Posted on:2004-06-08Degree:Ph.DType:Dissertation
University:University of California, IrvineCandidate:Etter, Carrie AliceFull Text:PDF
GTID:1465390011973242Subject:Literature
Abstract/Summary:
Over the course of the nineteenth century, criminal justice discourse shifted from a primary focus on the crime to a focus on the criminal as "a dangerous individual," to use Foucault's phrase. As revisionist histories have suggested, this shift did not simply result from an Enlightenment humanitarianism. Such larger cultural forces as the emergence of the human sciences, changing attitudes toward the poor, and a perceived need for increased social control contributed to the development of what I call "the criminological subject," an individual whose criminality has been determined by gender and physiology, to the disavowal of class-based causes. As a result of this outcome, British criminology long neglected consideration of social causes' contributions to crime and generally repudiated welfarist policies in its mitigation.;Surprisingly, in fiction this trend first appears in the reform-minded novels of two mid-Victorian authors who espoused public programs to improve the lower class's living conditions.
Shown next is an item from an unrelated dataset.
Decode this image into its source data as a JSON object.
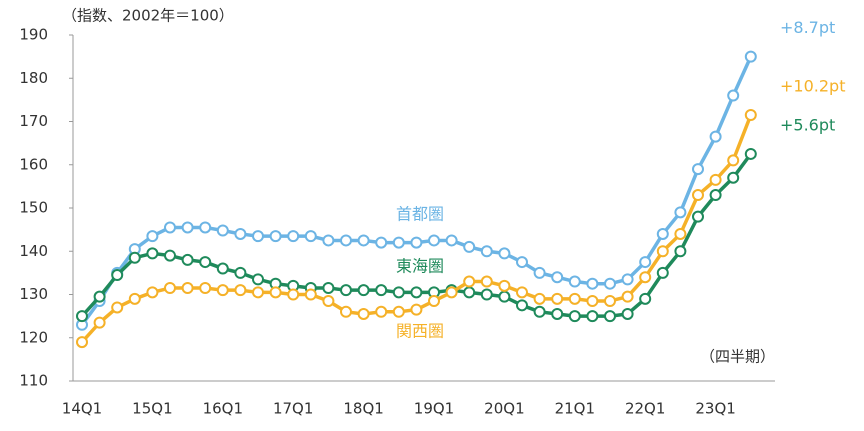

Elizabeth Gaskell's Mary Barton and Charles Dickens's Hard Times, in the process of refuting the widely held opinion that the working class was criminally predisposed, associate criminality with individual moral weakness and thereby obscure the extent to which poverty appears to influence crime. Greater individualization of the criminal manifests in the mapping of criminality onto gender performance in Anthony Trollope's Orley Farm. By linking compliance with gender norms with obedience to the law, Orley Farm promotes a characterological conception of crime while simultaneously laying the foundation for isolating criminality in the sexed body.;As the developing sciences become increasingly positivist in orientation, Victorian fiction locates criminality in sexually defective physiology. In Mary Elizabeth Braddon's novel, Lady Audley's Secret, the narrative begins by suggesting women by nature are predisposed to be criminal, but ultimately narrows criminality to a very particular type of femininity in conjunction with puerperal mania, specific to female physiology and generally passed on from mother to daughter. Nor is this connection limited to women. In the nearly twenty years that encompasses the publication of Dickens's short story, "Hunted Down," Wilkie Collins's The Moonstone, and Trollope's Cousin Henry, we see effeminate criminality as increasingly inalienable and apparently physiological.